Eso es todo. No hay en este reducto que habito, escondido de las grandes luces, un catálogo de soluciones mágicas. No soy yo quien vaya a declarar si es mejor abandonar que seguir, si hay aunque más no sea una mínima chance de que el candor de unos ojos lejanos vuelvan alguna vez a posarse como una primavera sobre los de quien ha quedado varado en el frío invernal del recuerdo imborrable. Yo no lo sé. ¿Cómo podría saberlo? Yo nada más he hallado en un puñado de palabras sin pretensiones literarias, y que uso para escribir un libro inexistente, mi propio remedio para calmar algunos dolores; he encontrado en las innumerables estúpidas razones que tantas veces busqué, o me inventé, una colina desde donde poder saludar y despedir a quienes ya hace mucho tiempo se fueron. Mucho menos tiempo, claro está, que el que me llevará a mí olvidarlos, acostumbrarme a la idea de la ausencia permanente, aceptar que hay soles que no volverán a salir y que, a pesar de eso, seguirá amaneciendo.

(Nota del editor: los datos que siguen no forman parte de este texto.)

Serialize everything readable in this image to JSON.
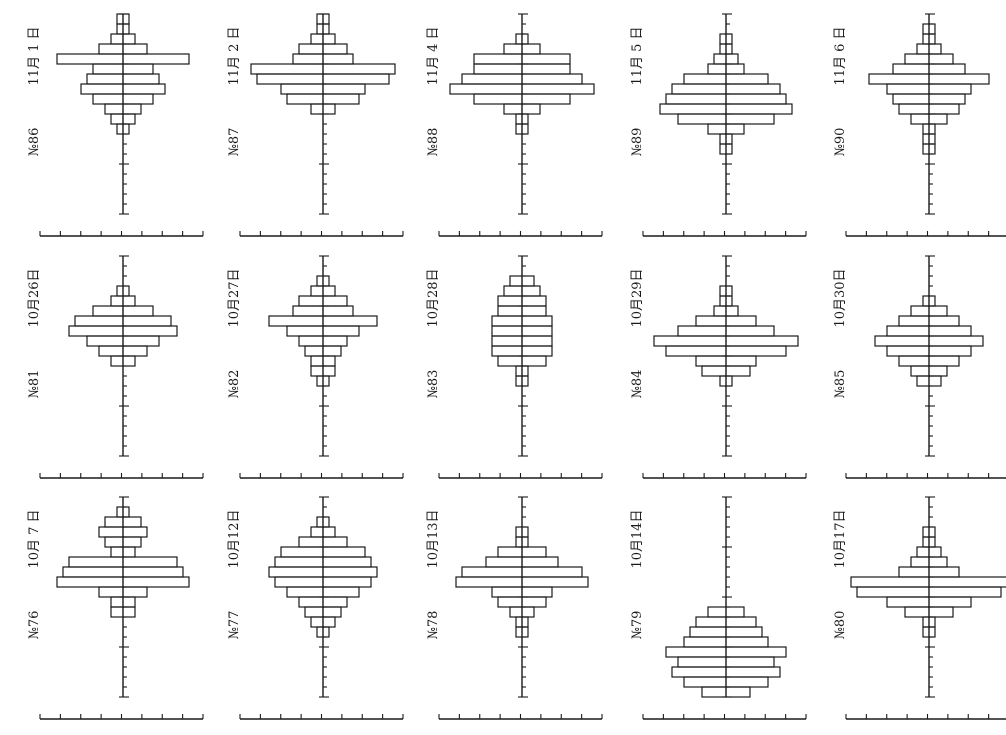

Por eso ya no custodio mi anonimato como solía hacerlo liberando palomas mensajeras. Ya no oculto ni mi paradero, ni la dirección de mi casa, de quienes la merodean tratando de encontrarme. Ya no intento más desenredar los ovillos misteriosos del amor y el olvido, de la memoria y el engaño, de la vida y de la muerte. Ya no recorro tampoco las calles buscando aquello que ya no existe, que se ha ido para siempre y jamás volverá: ya no la espero a ella, a Ana Bolena, porque es imposible e inútil intentar volver a ser aquel que fui a su lado. No, ya no pretendo ser más que quien soy hoy porque este hoy es acaso lo único que tengo.
Mi nombre es Enrique Octavo, y soy el autor de un libro que nunca terminará de escribirse.